In Berlin war ein ideologischer Kulturkampf ausgebrochen, der bald bundesweite Beachtung fand. Die Aufmerksamkeit für das Thema nährte die Hoffnung von "Pro Reli", genügend Befürworter zu mobilisieren. Dafür sprachen auch die letzten Umfragen vor dem Volksentscheid. Doch die Hoffnung zerstob: Lediglich 14,2 Prozent der wahlberechtigten Berliner stimmten mit "Ja".

Sollten andere Bundesländer das Berliner Modell übernehmen?

"Schule ist nicht für Bekenntnisse zuständig"

So könnte sich die Aktion, die die Kirchen stark unterstützt hatten, als Bumerang erweisen. Denn nun drehen humanistische Verbände den Spieß um - und fordern, das Berliner Modell auf andere Bundesländer zu übertragen. "Bei dem Volksentscheid hat sich die Vernunft durchgesetzt", sagt Michael Schmidt-Salomon von der Giordano-Bruno-Stiftung zu stern.de. "Die Berliner haben sich für ein zeitgemäßes Modell entschieden."

Er sagt, die Debatte müsse nun fortgesetzt werden. "Die deutsche Gesellschaft wird immer pluraler. Woher nehmen die Kirchen noch den Anspruch festzusetzen, was in der Schule gelehrt wird?" Schmidt-Salomon wünscht sich Ethik-Untericht in ganz Deutschland, in dem katholischen, muslimischen und konfessionslosen Kindern gleichermaßen die Werte der Aufklärung vermittelt werden. "Schule soll Erkenntnisse vermitteln - nicht Bekenntnisse." Auch andere Organisationen, wie der Humanistische Verband Deutschlands, appellierte an die anderen Bundesländer, sich nun dem Modell zu öffnen.

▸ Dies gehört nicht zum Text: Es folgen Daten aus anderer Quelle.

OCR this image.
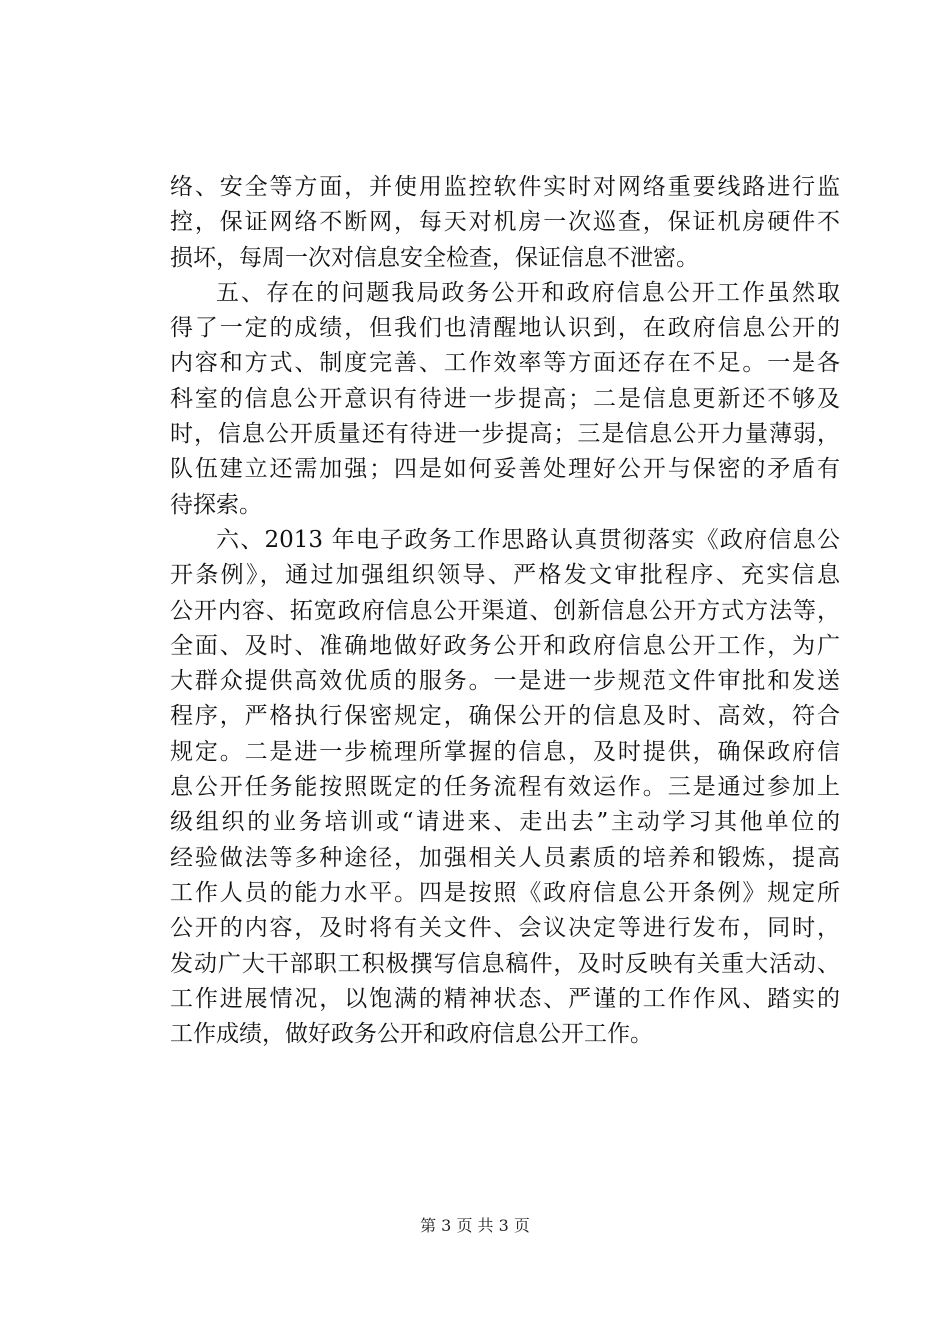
络、安全等方面，并使用监控软件实时对网络重要线路进行监
控，保证网络不断网，每天对机房一次巡查，保证机房硬件不
损坏，每周一次对信息安全检查，保证信息不泄密。
五、存在的问题我局政务公开和政府信息公开工作虽然取
得了一定的成绩，但我们也清醒地认识到，在政府信息公开的
内容和方式、制度完善、工作效率等方面还存在不足。一是各
科室的信息公开意识有待进一步提高；二是信息更新还不够及
时，信息公开质量还有待进一步提高；三是信息公开力量薄弱，
队伍建立还需加强；四是如何妥善处理好公开与保密的矛盾有
待探索。
六、2013 年电子政务工作思路认真贯彻落实《政府信息公
开条例》，通过加强组织领导、严格发文审批程序、充实信息
公开内容、拓宽政府信息公开渠道、创新信息公开方式方法等，
全面、及时、准确地做好政务公开和政府信息公开工作，为广
大群众提供高效优质的服务。一是进一步规范文件审批和发送
程序，严格执行保密规定，确保公开的信息及时、高效，符合
规定。二是进一步梳理所掌握的信息，及时提供，确保政府信
息公开任务能按照既定的任务流程有效运作。三是通过参加上
级组织的业务培训或“请进来、走出去”主动学习其他单位的
经验做法等多种途径，加强相关人员素质的培养和锻炼，提高
工作人员的能力水平。四是按照《政府信息公开条例》规定所
公开的内容，及时将有关文件、会议决定等进行发布，同时，
发动广大干部职工积极撰写信息稿件，及时反映有关重大活动、
工作进展情况，以饱满的精神状态、严谨的工作作风、踏实的
工作成绩，做好政务公开和政府信息公开工作。
第 3 页 共 3 页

Berlin als Vorbild für Nordrhein-Westfalen?

Tatsächlich ist in den meisten Bundesländern - konträr zum Berliner Modell - Religion ein Pflichtfach, alternative Angebote sind freiwillig. Erst in höheren Klassen gibt es oft die Wahlfreiheit. Lediglich in Bremen und Brandenburg hat Religion nicht den Status eines ordentlichen Fachs. 2006 entschied der Berliner Senat, das neue Modell für die 7. bis 10. Klassen einzuführen: Ethik als Pflichtfach für alle, Religion als freiwilliges Zusatzfach. Die Kirchen beklagten, dass wegen der ohnehin hohen Stundenbelastung nur wenige Schüler das Angebot annähmen.

Trotz der Niederlage beim Volksentscheid werteten "Pro Reli"-Unterstützer die Kampagne als Erfolg: Nie zuvor seien Glaube und Religion so präsent in den Debatten auf der Straßen von Berlin gewesen, meinte Robert Zollitsch, Vorsitzender der Deutschen Bischofskonferenz.

Auch Schmidt-Salomon von der Giordano-Bruno-Stiftung bewertet die Diskussion positiv, er hofft auf eine Signalwirkung: "Berlin hat gezeigt, wie säkular Deutschland ist." Etwa in den urbanen Ballungsräumen in Nordrhein-Westfalen sei die Bevölkerung ähnlich wie in der Hauptstadt eingestellt. Daraus sollte die Politik Konsequenzen ziehen.